И я до сих пор сердечно благодарю этого замечательного, щедрого человека, которого столько лет уже нет на свете.
Глава 2
Годы юности
В то время, когда я занял место на скамьях консерватории, я был тщедушного сложения и невелик ростом. Это и стало предметом портрета-шаржа, нарисованного знаменитым карикатуристом Шамом. Большой друг нашей семьи, Шам частенько проводил вечера у моих родителей. И разговоры за семейным столом, при мягком свете масляной лампы (керосин тогда еще только входил в обиход, а электрическое освещение и вовсе не использовалось) оживлялись его вдохновением, столь же проницательным, сколь искрометным. Их частью был также разлитый в стаканы оршад, ибо чашка чая еще не вошла в моду.
Меня просили сесть за пианино. И у Шама было достаточно времени, чтобы набросать меня стоящим на подставке из пяти или шести партитур, с руками, едва достающими до клавиш. Конечно, это было преувеличение, но все же отчасти соответствующее истине.
Иногда я сопровождал Шама к его прелестной и обходительной подруге, жившей на улице Таран. Естественно, меня призывали поиграть на пианино. У меня сохранилось воспоминание о том, что в один из дней, когда меня пригласили, чтобы послушать, я как раз получил третьи награды по фортепиано и сольфеджио. Это были две тяжелые бронзовые медали с надписью: «Императорская музыкальная и театральная консерватория». Разумеется, сначала меня прослушали, что никак не умерило моего радостного волнения, даже напротив!

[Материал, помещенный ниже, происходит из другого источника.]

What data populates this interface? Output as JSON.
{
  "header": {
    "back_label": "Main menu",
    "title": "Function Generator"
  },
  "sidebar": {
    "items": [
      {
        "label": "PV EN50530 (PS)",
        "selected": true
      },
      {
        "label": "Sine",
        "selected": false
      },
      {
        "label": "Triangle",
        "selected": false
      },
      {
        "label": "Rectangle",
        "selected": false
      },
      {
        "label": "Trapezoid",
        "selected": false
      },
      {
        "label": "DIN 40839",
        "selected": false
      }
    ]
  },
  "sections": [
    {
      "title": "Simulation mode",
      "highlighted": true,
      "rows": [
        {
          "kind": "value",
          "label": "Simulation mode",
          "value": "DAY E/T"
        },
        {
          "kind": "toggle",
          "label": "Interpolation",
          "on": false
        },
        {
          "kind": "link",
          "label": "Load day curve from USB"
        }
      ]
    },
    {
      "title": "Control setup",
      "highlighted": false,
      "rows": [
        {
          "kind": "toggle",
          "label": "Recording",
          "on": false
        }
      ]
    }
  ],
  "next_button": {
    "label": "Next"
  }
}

Позднее я узнал, что Шам женился на даме с улицы Таран, но свершилось это втайне, так как сам он немного стеснялся такого союза. Он не сообщил об этом даже ближайшим друзьям, а когда они с удивлением это заметили и высказали ему, остроумно ответил: «Но я же отправлял уведомительные письма, только они были анонимными!»
Вопреки бдительности матушки, я однажды вечером ускользнул из дома. В Комической опере на улице Фавар давали «Детство Христа» Берлиоза, и я узнал, что великий композитор сам будет дирижировать. Я не мог заплатить за вход, однако желание послушать человека, вдохновлявшего всю нашу юность, оказалось непреодолимым, и я попросил товарища, который исполнял партию в хоре детей, провести меня и спрятать среди хористов. И таким образом я выполнил заветное желание проникнуть за кулисы театра. Как вы догадываетесь, дети мои, эта выходка заставила поволноваться матушку: она ждала меня за полночь и думала, что я потерялся в большом Париже.
Надо ли говорить, что, когда я возвратился, пристыженный, с опущенной головой, меня здорово отчитали. Гроза пронеслась надо мной дважды. Но если и утверждают, что гнев женщины подобен дождю в лесу, ибо падает дважды, все же материнское сердце не способно бушевать вечно. И я, успокоившись, отправился в кровать. Однако заснуть не смог. Мою детскую головку переполняла красота услышанного, перед глазами стояла высокая величественная фигура Берлиоза, руководившего этим волшебным исполнением.